Jakarta – Gelombang Pemutusan Hubungan Kerja (PHK) yang melanda berbagai sektor industri di tanah air memicu kekhawatiran di kalangan pekerja, terutama generasi Z. Survei terbaru dari tim MarketWatch Guides menunjukkan bahwa mayoritas pekerja telah mengambil langkah antisipatif.
Survei tersebut mengungkapkan, sebanyak 70% pekerja telah mempersiapkan diri menghadapi kemungkinan PHK. “Karyawan dari berbagai generasi kini lebih waspada dan proaktif dalam menghadapi ketidakpastian ekonomi,” ujar seorang analis dari MarketWatch Guides dalam keterangan tertulisnya, Jumat (27/6/2025).

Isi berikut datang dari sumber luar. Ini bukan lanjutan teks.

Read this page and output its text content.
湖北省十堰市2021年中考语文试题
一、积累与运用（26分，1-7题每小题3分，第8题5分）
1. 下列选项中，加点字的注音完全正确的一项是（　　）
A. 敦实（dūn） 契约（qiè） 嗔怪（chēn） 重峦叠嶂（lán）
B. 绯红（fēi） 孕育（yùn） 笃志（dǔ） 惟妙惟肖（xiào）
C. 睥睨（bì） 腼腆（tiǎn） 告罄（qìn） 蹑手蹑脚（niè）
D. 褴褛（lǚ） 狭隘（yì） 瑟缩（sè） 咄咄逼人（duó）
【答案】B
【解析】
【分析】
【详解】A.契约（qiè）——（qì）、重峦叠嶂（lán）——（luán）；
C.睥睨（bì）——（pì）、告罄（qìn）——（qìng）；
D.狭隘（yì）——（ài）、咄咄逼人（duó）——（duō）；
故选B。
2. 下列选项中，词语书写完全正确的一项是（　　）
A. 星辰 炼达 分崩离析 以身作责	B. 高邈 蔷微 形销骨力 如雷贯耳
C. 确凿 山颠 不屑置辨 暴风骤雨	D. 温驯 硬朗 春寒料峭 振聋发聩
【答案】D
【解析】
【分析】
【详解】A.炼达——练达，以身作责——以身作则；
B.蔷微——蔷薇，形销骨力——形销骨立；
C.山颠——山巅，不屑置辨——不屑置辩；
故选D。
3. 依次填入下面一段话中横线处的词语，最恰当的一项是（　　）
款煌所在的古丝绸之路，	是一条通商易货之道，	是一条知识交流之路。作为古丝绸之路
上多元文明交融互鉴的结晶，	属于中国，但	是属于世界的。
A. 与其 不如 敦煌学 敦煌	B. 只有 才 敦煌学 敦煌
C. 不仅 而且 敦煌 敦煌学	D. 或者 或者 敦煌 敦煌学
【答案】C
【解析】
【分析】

Hasil survei menunjukkan bahwa Gen Z, yang lahir antara tahun 1997 hingga 2012, menjadi kelompok yang paling merasakan dampak dari isu PHK ini. Hampir tiga per lima (57%) pekerja Gen Z mengaku cemas akan potensi PHK, dan sebanyak 88% telah mengambil langkah-langkah persiapan. Bahkan, satu dari enam pekerja Gen Z (16%) menduga akan terkena PHK pada akhir tahun 2024.
Sementara itu, rekan-rekan milenial (lahir antara 1981 hingga 1996) juga merasakan kekhawatiran serupa, dengan 42% di antaranya melaporkan kecemasan akan PHK. Secara umum, 70% pekerja telah mengambil langkah-langkah persiapan, seperti menabung lebih banyak (40%), aktif mencari informasi lowongan kerja (32%), dan melamar pekerjaan baru (24%).
Data dari Goldman Sachs menunjukkan bahwa pengangguran di kalangan pekerja teknologi berusia 20 hingga 30 tahun telah meningkat sekitar 3% sejak awal 2025. Lonjakan ini lebih tinggi dibandingkan pekerja yang lebih tua atau profesional muda di sektor lain. Industri teknologi sendiri telah mengalami lebih dari 50.000 PHK tahun ini, dengan Microsoft, Meta, dan Google sebagai perusahaan yang paling banyak melakukan PHK.
Banyak PHK ini disebabkan oleh otomatisasi tugas-tugas repetitif oleh kecerdasan buatan (AI). Lowongan pekerjaan untuk peran entry-level juga menurun tajam, dengan penurunan sebesar 35% di AS sejak 2023. Hal ini mempersulit Gen Z untuk membangun karier yang stabil.
Hampir separuh pencari kerja Gen Z kini percaya bahwa AI telah mengurangi nilai gelar sarjana mereka. Akibatnya, banyak profesional muda beralih ke pelatihan intensif, sertifikasi, dan kewirausahaan untuk meningkatkan relevansi dan daya saing mereka di pasar kerja.